The following will not work.
```{r}
patients %>%
filter(case_id(patients) == 1)
```
just as the following will not work.
```{r}
patients %>%
filter("patient" == 1)
```
In order to successfully do this, we could use the symbol:
```{r}
patients %>%
filter(!!bupaR:::case_id_(patients) == 1)
```
More on symbols and !!: https://adv-r.hadley.nz/quasiquotation.html
Alternatively, the following notation works as well.
```{r}
patients %>%
filter(.data[[case_id(patients)]] == 1)
```
The .data here is a special command, _a pronoun_, that can be used in `dplyr` functions. More information here: https://adv-r.hadley.nz/quasiquotation.html
In `bupaR`, the preference goes to the latter notation. It has the advantage to be used in scripts both inside `bupaR` as well as outside (whereas the !! notation only works with the `bupaR:::` prefix). It is also slightly easier to understand than the workings of !!.
That said, the use of `case_id_()` and `symbol(case_id())` is still widespread in `bupaR`, but the goal is to phase out this usage.
### dplyr verbs
The following dplyr verbs have received methods for activity logs and event logs.
- `filter()`
- `group_by()`
- `arrange()`
- `mutate()`
- `select()`
They will all return a proper log, i.e. there is no risk of losing the defined mapping.

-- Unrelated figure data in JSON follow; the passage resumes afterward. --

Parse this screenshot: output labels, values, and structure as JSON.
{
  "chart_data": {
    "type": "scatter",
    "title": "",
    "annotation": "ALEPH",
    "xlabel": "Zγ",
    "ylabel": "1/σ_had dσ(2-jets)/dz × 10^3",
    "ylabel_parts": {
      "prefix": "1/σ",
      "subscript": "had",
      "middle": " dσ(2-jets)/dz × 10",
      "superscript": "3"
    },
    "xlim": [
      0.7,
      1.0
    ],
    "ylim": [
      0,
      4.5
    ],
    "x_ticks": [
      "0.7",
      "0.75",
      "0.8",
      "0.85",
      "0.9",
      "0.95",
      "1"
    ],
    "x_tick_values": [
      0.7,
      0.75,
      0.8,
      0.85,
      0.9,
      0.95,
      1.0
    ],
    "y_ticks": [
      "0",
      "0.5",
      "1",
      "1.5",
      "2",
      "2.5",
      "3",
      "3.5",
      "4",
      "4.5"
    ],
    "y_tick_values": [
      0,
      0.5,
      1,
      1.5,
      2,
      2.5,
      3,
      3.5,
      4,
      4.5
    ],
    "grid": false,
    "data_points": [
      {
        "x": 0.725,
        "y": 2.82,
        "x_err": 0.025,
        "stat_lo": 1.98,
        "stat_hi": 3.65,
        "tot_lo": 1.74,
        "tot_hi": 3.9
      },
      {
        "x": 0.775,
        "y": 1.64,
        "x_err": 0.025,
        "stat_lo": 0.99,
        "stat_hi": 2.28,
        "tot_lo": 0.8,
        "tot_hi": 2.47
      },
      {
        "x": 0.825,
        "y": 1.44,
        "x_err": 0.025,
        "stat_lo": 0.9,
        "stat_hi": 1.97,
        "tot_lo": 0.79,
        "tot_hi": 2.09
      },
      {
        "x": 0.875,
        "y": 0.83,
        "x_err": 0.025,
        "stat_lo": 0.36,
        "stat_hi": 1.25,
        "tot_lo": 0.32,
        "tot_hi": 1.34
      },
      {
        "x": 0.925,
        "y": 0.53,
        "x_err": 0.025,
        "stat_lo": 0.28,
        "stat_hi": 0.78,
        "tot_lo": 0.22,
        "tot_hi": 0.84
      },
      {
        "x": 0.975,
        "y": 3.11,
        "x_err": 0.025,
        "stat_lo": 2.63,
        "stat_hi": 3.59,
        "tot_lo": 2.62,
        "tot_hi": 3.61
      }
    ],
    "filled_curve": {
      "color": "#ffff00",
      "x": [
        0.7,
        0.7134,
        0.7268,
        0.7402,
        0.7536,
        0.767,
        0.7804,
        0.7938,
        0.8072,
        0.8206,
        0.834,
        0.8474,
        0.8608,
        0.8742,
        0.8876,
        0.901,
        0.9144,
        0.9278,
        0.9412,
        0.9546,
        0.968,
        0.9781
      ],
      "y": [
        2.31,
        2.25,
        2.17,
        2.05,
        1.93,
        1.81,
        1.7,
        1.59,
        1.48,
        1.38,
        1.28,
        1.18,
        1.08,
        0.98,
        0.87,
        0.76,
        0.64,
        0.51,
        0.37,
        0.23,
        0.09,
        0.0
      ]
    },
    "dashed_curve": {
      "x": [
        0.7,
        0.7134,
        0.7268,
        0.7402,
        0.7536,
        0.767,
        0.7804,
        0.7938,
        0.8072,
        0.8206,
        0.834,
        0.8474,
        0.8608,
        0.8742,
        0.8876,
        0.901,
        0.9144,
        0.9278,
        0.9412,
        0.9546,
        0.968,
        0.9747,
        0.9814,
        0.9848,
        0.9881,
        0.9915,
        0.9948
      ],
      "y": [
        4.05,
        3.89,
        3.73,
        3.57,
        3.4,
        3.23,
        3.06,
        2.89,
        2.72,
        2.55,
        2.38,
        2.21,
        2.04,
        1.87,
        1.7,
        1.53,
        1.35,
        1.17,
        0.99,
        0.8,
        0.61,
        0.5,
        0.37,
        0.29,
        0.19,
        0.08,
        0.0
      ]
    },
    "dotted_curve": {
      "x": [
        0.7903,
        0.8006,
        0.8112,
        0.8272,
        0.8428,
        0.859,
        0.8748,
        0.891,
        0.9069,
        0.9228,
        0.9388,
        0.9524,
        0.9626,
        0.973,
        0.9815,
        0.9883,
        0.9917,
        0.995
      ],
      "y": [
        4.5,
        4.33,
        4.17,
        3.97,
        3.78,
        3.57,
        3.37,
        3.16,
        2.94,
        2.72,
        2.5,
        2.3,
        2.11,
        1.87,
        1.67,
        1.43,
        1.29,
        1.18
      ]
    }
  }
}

Special attention has to be given to the following:
#### Select
Conventionally, `select()` will not ensure that the log maintains the variables it needs to be considered a log. The select methods for logs therefore will keep the listed variables __and__ the variables that define the event log.

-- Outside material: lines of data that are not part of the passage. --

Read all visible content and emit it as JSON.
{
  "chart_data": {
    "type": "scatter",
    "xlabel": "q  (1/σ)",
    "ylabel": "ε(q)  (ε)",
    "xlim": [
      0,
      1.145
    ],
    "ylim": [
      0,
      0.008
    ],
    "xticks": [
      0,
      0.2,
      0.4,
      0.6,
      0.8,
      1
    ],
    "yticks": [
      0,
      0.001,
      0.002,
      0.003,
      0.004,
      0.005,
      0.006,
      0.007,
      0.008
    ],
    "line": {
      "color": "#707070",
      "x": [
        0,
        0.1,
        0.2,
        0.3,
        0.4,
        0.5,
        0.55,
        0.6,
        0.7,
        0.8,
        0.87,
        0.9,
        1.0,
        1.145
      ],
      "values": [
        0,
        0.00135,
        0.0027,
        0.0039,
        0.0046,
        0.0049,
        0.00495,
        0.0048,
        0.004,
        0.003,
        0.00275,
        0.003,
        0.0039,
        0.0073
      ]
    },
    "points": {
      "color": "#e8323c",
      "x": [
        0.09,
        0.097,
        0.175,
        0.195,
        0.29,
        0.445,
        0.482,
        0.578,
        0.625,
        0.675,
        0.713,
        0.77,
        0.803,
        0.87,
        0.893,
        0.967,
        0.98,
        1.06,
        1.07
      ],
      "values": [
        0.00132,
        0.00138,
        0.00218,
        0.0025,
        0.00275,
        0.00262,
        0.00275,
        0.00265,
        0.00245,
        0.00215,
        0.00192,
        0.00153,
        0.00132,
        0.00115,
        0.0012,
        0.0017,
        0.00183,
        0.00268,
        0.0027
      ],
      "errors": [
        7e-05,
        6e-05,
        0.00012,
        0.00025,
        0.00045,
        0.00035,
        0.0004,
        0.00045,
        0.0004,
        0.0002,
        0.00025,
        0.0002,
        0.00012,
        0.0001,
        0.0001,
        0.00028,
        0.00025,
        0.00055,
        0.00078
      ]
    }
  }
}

The following code returns an `eventlog` object with the attribute _oligurie_, as well as the 6 variables needed to define the event log (plus the .order variable, see further).
```{r}
sepsis %>%
select(oligurie)
```
This behavior can be turned by setting `force_df = TRUE`. In that case, the select will work just like a traditional `select()`, and the result will be a `data.frame`, no longer `eventlog`.
```{r}
sepsis %>%
select(oligurie, force_df = TRUE)
```
Because of this, you can select just the _event log mapping_ using `select()`.
```{r}
sepsis %>%
select()
```
If you want to select only specific `eventlog` classifiers, you can use `selects_ids()`. Because you would typically not select all id's (otherwise you can use `select()`), this will by default turn your object to a `data.frame` object.
```{r}
sepsis %>%
bupaR::select_ids(activity_id, case_id)
```
Note how the different classifiers are defined: using the `_id()` functions, but without the brackets. And not using characters.
#### Group by
While `group_by()` is defined for logs, it should be noted that it requires special methods for each function before that function is "compatible" with grouped logs. Some utility functions for this do however exist (see further).

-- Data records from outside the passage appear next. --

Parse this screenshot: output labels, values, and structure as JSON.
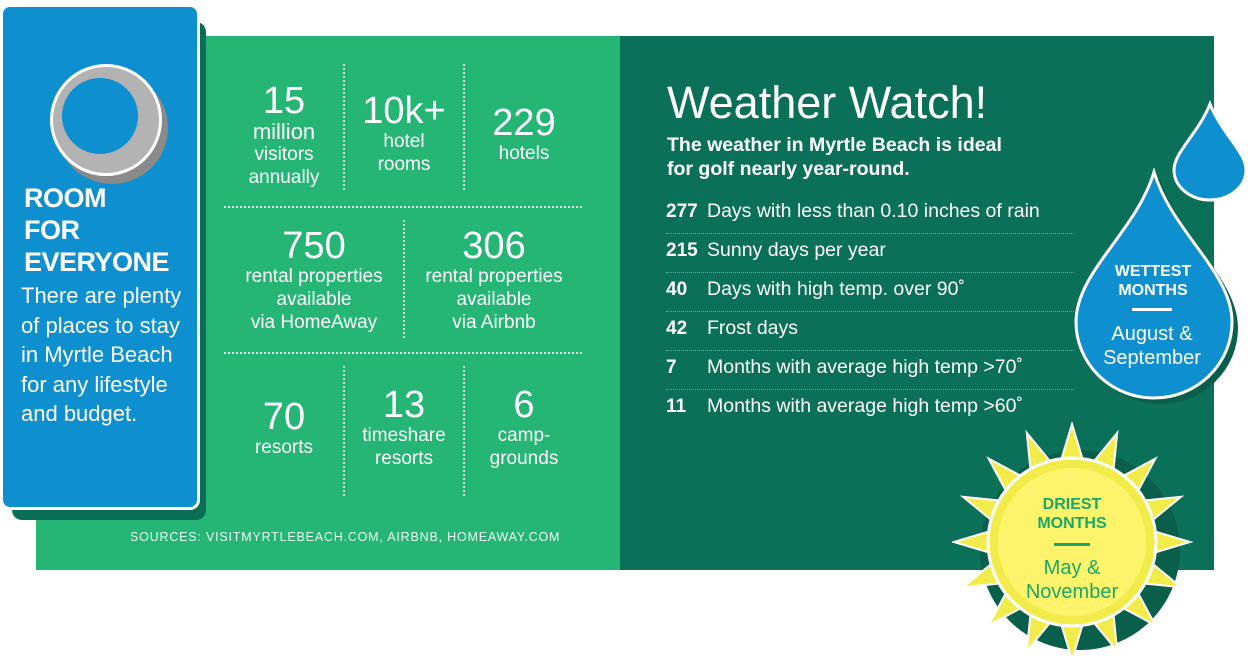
{
  "left_panel": {
    "door": {
      "title_lines": [
        "ROOM",
        "FOR",
        "EVERYONE"
      ],
      "text": "There are plenty of places to stay in Myrtle Beach for any lifestyle and budget."
    },
    "stats_row1": [
      {
        "num": "15",
        "label_lines": [
          "million",
          "visitors",
          "annually"
        ]
      },
      {
        "num": "10k+",
        "label_lines": [
          "hotel",
          "rooms"
        ]
      },
      {
        "num": "229",
        "label_lines": [
          "hotels"
        ]
      }
    ],
    "stats_row2": [
      {
        "num": "750",
        "label_lines": [
          "rental properties",
          "available",
          "via HomeAway"
        ]
      },
      {
        "num": "306",
        "label_lines": [
          "rental properties",
          "available",
          "via Airbnb"
        ]
      }
    ],
    "stats_row3": [
      {
        "num": "70",
        "label_lines": [
          "resorts"
        ]
      },
      {
        "num": "13",
        "label_lines": [
          "timeshare",
          "resorts"
        ]
      },
      {
        "num": "6",
        "label_lines": [
          "camp-",
          "grounds"
        ]
      }
    ],
    "sources": "SOURCES: VISITMYRTLEBEACH.COM, AIRBNB, HOMEAWAY.COM"
  },
  "weather": {
    "title": "Weather Watch!",
    "subtitle_lines": [
      "The weather in Myrtle Beach is ideal",
      "for golf nearly year-round."
    ],
    "rows": [
      {
        "num": "277",
        "text": "Days with less than 0.10 inches of rain"
      },
      {
        "num": "215",
        "text": "Sunny days per year"
      },
      {
        "num": "40",
        "text": "Days with high temp. over 90˚"
      },
      {
        "num": "42",
        "text": "Frost days"
      },
      {
        "num": "7",
        "text": "Months with average high temp >70˚"
      },
      {
        "num": "11",
        "text": "Months with average high temp >60˚"
      }
    ],
    "wettest": {
      "title_lines": [
        "WETTEST",
        "MONTHS"
      ],
      "text_lines": [
        "August &",
        "September"
      ]
    },
    "driest": {
      "title_lines": [
        "DRIEST",
        "MONTHS"
      ],
      "text_lines": [
        "May &",
        "November"
      ]
    }
  },
  "colors": {
    "green": "#25b575",
    "dark_green": "#0b7058",
    "blue": "#0e8fcf",
    "sun_yellow": "#f2ec4b",
    "sun_core": "#fdf46c"
  }
}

There are some short cuts for typical groupings when programming in `bupaR`:
- `group_by_case()`
- `group_by_activity()`
- `group_by_activity_instance()`
- `group_by_resource()`
- `group_by_resource_activity()`
```{r}
patients %>%
group_by_case()
```
is equivalent to
```{r}
patients %>%
group_by(.data[[case_id(patients)]])
```
While, except for the more common resource-activity, not all relevant combinations of groupings are provided as a shortcut, the internal `group_by_ids()` allows the use of any combination of `_id()` functions. For example:
```{r}
patients %>%
bupaR:::group_by_ids(activity_id, case_id)
```
Note that the notation is analogous to `select_ids()`: specify the id functions, without quotation marks or brackets.